Here it is, the end of the week already, and the excitement is palpable. Will the downstairs neighbors continue their late-night guitar lessons? Will the cat upstairs ever stop screaming? Will my supply of tequila hold out?
And what about Naomi?
For answers to this and much, much more, let us consult the iPod, shall we?
As I do every Friday, I cling to the idea that the morning’s playlist during my commute has prophetic portents.
Why not?
Just a Song Before I Go by Crosby, Stills & Nash
I Bet You Look Good On the Dance Floor by the Arctic Monkeys
The Idiot Kings by Soul Coughing
Third Stone from The Sun by Jimi Hendrix
The Fear by Lily Allen
A Perfect Twist by Mike Patton
Judging from the list, I would say that this arctic monkey is taking a trip, although I resent the idea that I am an idiot and will write a letter of complaint to myself just as soon as I get the chance.
Speaking of letters of complaint, it’s time for my semi-yearly letter to the Metropolitan Transit Commission, the one in which I suggest ways in which they could improve my bus-riding satisfaction.
They have yet to implement my suggestions, but I remain hopeful.
My current list, ready for an immediate cut-and-paste situation on their part, is as follows:
• No staring at your fellow passengers. If you can’t watch me out of the corner of your eye, try wearing mirrored sunglasses and then staring.
• One ticket, one seat. In other words, your bag does not get its own place on the bus. First-time transgressors will be assigned an incredibly large man to sit next to them for a week.
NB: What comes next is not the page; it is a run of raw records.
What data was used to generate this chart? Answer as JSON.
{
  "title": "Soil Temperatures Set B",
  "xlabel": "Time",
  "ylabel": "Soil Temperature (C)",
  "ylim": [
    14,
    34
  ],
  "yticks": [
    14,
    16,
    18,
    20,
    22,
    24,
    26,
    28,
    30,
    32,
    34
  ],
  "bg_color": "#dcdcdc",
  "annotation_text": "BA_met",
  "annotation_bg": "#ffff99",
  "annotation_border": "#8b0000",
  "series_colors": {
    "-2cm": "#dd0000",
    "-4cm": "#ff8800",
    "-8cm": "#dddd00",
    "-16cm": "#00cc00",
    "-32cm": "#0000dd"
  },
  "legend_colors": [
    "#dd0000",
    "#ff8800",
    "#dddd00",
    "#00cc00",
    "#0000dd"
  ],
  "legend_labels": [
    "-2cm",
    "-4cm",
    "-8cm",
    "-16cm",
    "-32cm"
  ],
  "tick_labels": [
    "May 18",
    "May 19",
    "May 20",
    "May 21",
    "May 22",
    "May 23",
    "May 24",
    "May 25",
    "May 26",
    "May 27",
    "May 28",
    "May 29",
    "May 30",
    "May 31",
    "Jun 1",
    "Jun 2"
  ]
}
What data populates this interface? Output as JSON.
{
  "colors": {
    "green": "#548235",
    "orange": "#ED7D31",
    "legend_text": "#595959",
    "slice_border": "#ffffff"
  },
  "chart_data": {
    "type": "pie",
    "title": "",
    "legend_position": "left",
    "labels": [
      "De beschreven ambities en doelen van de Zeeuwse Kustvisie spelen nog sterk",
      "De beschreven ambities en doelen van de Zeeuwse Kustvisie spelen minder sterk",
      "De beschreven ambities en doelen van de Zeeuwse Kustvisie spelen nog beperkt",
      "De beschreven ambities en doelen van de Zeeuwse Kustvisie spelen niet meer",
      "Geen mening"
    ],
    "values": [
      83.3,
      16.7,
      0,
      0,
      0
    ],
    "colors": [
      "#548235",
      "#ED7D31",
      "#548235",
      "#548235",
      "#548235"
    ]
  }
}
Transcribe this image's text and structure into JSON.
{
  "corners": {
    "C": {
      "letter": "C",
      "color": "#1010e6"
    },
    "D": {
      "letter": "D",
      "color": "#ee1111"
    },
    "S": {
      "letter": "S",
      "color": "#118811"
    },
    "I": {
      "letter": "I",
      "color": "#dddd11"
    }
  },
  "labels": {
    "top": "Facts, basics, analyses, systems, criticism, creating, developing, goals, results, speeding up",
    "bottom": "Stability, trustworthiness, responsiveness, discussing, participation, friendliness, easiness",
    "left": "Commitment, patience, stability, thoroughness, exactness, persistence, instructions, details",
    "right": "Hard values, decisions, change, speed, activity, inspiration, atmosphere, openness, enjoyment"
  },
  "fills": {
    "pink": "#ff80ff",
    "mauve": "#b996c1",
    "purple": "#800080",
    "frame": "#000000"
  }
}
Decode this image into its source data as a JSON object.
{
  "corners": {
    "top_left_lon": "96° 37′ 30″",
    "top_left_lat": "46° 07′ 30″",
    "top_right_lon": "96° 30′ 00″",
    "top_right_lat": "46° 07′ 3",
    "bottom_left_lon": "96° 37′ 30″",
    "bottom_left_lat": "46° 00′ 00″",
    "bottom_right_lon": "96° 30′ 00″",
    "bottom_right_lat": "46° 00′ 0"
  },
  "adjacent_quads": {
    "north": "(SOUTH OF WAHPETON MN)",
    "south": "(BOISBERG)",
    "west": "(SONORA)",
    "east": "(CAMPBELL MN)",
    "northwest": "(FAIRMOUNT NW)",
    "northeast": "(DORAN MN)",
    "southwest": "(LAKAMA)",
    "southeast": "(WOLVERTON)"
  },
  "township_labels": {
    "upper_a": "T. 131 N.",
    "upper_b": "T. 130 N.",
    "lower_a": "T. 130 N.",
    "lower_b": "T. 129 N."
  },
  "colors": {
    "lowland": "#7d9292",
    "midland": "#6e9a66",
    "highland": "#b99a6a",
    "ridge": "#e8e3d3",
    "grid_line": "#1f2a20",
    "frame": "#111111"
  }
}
The second time your bag occupies a seat, it will be passed around and pillaged. The third time this happens both you and your bag will be escorted to the edge of town and left there.
• What you believe is a surreptitious expression of gas whilst wearing headphones may not be as secretive as you thought. Trust me – that wasn’t quiet. We really can’t make a rule against flatulence any more than we can ensure you stop sucking your teeth in that annoying fashion, but perhaps you knowing that we are on to you and your gas-passing ways will deter you in the future.
• Energetically pretending to play an instrument on the bus will not lead to someone approaching you with a recording contract, nor will it garner your fellow riders’ admiration. Yes, yes, yes; when you are not on the bus you are terribly cool. We get it already.
• Wednesdays have become dull and, frankly, lack that, oh, I don't know -- je ne sais quoi. Starting immediately, Wednesday’s will be Guess What His Problem Is Day, an opportunity to not only get to know the people who sit next to you but also give you an opportunity to later stock up on the proper over-the-counter-medicines, see a doctor, and learn to better defend yourself. As Ted Nugent used to say, it’s a free-for-all, baby!
So that’s the letter to the MTC this time around. My last missive earned me a home visit with a cease-and-desist theme, so you can imagine how excited I am to drop this in the mail.
Wish me luck!
Have a lovely weekend, everyone. I’ll be here tomorrow as well!